Police Chief Paul A. Nikas announced the closure and other changes to public access to the beach on March 23, saying they are based on the latest guidance from the state regarding social gathering limits.

On Monday, Governor Charlie Baker banned any gatherings of more than 10 people.

Ipswich decided on the restrictions in conjunction with the Trustees of Reservations, which owns about 1,300 acres of Crane Beach — the town owns the remaining 20 acres. The restrictions, which allow Ipswich residents to visit the beach three days a week, apply to both the Trustees’ and the town land, according to Peter Pinciaro, director of the Trustees’ Crane Estate, which includes the beach.


The Trustees also announced the closure of all its outdoor properties statewide through April 7. But in the case of Crane Beach, the organization agreed in discussions with town officials to allow Ipswich residents limited access to the Trustees’ portion of the beach, Pinciaro said.

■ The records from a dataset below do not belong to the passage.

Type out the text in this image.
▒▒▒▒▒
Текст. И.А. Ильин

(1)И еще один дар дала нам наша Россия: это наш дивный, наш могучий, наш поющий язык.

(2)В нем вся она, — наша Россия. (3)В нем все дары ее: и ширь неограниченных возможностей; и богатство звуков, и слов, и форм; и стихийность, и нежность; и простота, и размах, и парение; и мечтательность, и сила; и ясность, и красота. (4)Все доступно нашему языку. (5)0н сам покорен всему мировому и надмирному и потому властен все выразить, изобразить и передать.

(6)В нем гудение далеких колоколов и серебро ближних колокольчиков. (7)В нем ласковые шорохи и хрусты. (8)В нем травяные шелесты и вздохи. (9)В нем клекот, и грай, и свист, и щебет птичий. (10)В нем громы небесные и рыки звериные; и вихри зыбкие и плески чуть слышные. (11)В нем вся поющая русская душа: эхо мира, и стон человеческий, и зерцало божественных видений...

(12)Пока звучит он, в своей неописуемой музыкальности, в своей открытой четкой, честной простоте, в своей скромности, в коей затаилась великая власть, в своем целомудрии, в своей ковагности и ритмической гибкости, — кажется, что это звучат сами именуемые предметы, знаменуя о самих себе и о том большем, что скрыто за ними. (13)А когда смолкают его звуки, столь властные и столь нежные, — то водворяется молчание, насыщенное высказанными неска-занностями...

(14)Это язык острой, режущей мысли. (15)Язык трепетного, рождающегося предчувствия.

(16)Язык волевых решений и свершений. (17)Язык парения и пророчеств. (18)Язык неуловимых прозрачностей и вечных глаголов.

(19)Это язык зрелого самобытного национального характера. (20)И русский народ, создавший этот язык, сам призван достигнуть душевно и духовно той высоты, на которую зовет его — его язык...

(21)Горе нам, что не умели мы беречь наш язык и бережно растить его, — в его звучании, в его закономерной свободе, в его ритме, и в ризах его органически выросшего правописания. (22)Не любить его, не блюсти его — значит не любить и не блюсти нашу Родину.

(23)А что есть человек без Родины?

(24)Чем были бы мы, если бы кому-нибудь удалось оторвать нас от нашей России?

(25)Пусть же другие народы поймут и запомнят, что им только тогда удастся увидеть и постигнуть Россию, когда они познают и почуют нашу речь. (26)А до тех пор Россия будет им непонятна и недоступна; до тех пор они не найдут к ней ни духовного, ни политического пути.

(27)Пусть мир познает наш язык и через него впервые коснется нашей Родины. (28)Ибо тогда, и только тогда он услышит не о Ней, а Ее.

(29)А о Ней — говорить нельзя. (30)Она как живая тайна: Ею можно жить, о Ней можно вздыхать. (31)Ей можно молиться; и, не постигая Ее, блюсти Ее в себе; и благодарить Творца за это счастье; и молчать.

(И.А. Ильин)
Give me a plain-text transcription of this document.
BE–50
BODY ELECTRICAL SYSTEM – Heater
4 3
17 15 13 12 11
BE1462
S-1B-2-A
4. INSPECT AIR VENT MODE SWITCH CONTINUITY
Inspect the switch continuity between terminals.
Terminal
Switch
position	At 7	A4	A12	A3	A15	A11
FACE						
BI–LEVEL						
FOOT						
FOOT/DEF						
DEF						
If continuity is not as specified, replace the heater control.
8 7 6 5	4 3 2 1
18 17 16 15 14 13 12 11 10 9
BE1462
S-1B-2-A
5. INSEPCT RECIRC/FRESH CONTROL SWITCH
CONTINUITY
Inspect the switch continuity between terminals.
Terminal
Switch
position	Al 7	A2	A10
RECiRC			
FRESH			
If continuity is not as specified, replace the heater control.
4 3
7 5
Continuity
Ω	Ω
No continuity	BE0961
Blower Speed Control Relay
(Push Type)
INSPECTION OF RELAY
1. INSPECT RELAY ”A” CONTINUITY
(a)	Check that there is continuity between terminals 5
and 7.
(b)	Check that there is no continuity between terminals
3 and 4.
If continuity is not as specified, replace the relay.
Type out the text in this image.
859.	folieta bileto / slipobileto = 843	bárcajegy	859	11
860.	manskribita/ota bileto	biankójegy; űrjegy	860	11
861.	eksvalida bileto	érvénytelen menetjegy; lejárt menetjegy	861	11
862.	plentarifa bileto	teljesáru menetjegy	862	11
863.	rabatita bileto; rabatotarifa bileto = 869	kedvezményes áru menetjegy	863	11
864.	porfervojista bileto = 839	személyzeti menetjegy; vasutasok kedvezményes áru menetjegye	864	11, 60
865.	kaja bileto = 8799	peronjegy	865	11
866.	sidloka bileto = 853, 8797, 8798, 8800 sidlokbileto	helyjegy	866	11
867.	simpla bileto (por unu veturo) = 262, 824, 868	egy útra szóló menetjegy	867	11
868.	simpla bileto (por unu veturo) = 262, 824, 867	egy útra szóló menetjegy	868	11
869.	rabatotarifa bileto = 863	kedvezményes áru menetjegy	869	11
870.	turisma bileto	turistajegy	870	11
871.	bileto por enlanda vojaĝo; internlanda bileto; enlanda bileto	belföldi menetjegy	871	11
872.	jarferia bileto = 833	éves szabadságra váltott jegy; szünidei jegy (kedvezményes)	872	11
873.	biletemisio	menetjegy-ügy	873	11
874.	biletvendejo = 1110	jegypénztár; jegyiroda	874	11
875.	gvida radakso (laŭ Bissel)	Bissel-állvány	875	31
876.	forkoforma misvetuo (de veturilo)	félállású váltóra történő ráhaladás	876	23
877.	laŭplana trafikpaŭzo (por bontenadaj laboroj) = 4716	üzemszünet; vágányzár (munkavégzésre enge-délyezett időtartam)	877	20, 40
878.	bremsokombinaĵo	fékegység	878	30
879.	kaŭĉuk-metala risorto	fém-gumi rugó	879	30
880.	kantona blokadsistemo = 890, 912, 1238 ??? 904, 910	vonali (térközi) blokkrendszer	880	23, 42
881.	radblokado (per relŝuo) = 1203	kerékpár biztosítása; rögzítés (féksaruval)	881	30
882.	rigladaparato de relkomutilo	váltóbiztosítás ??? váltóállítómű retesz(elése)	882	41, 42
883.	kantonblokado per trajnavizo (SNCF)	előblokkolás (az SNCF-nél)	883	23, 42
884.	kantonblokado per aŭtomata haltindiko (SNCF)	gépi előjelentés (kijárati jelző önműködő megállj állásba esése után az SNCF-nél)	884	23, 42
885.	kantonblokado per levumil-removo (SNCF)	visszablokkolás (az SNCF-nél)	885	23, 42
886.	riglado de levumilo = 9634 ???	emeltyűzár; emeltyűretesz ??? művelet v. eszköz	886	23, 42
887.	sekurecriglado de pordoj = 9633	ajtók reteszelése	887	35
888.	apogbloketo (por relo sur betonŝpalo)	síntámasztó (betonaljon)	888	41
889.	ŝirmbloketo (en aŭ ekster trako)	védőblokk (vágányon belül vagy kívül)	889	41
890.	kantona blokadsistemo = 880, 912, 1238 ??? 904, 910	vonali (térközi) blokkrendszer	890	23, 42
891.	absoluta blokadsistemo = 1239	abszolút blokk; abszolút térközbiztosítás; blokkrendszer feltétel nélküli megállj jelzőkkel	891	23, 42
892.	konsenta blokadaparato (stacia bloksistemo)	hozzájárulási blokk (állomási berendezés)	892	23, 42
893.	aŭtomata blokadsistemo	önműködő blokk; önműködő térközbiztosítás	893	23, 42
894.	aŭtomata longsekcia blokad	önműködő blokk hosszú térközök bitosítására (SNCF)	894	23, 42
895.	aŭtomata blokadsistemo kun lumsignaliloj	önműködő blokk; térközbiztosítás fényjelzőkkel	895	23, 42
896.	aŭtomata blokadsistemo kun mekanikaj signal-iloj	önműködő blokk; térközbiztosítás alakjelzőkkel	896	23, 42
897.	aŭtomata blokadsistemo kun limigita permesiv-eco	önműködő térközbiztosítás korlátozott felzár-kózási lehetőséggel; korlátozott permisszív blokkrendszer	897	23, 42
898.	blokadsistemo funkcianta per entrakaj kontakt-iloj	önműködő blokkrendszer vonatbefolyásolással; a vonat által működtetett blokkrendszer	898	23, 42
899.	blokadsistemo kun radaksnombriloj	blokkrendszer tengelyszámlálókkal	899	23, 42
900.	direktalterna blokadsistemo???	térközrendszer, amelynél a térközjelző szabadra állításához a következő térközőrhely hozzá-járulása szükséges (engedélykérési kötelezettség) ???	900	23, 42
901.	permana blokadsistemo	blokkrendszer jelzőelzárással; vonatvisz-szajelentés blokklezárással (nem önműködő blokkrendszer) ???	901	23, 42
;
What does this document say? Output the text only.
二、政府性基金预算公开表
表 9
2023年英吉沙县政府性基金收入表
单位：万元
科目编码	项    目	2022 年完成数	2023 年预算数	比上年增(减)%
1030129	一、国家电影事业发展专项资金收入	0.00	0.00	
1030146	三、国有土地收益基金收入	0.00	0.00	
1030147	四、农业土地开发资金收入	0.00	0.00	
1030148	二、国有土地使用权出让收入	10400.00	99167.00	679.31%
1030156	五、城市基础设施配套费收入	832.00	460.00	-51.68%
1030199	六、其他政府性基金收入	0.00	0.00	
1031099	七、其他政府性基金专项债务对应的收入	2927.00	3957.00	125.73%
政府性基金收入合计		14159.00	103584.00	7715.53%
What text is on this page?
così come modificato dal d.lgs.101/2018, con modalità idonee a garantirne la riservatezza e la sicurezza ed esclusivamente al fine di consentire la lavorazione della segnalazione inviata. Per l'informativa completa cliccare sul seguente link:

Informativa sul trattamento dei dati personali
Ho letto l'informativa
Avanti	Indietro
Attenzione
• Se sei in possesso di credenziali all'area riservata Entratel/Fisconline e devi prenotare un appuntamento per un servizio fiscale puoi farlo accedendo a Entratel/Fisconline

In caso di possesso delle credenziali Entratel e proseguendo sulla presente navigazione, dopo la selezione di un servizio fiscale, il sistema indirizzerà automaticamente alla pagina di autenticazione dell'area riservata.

Under the new restrictions, the entire beach is open to Ipswich residents on Fridays, Saturdays, and Sundays, from 9 a.m. to 5 p.m. Residents must have a 2019 or 2020 town beach sticker on their vehicles to access the beach.

The beach is closed to all members of the public from Monday through Thursday. No dogs or horses are allowed on the beach. Anyone parked illegally along Argilla Road or at the beach gates will be ticketed and/or towed. All residents who visit the beach are encouraged to practice social distancing and appropriate personal hygiene.

“This decision was not made lightly, but in the interest of public health concerns for people using the beach and public safety personnel who need to control the crowds,” Nikas said in a statement. “These changes are a temporary measure designed to help ensure the health and safety of the community. We appreciate the public’s understanding and cooperation during these unique times.”


The Trustees’ closure of its outdoor properties follows a recent decision to close its indoor properties.

“We have seen in recent weeks a surge in visitation at our properties as many have sought to find a place to get out of their homes, to relieve their stress, and to simply get find solace in nature. We are grateful that our places have served this much-needed purpose in these unprecedented times,” Barbara Erickson, the Trustees’ president and CEO, said in a statement. “Now we close our properties to the public per the Governor’s orders in order to ensure the safety and well-being of the Commonwealth and our staff.”

“We recognize that many Trustees properties are without gates or barriers and are within safe walking distance from neighbors and others and could be safely visited within the parameters of the Governor’s directive,” Alicia Leuba, the Trustees’ vice president, said in a separate statement. “We ask that those who choose to visit our properties at this time, be respectful, follow guidelines about litter, safety, and dog behavior. However, we strongly encourage our visitors to avoid driving to our places in compliance with the spirit of the Governor’s request.”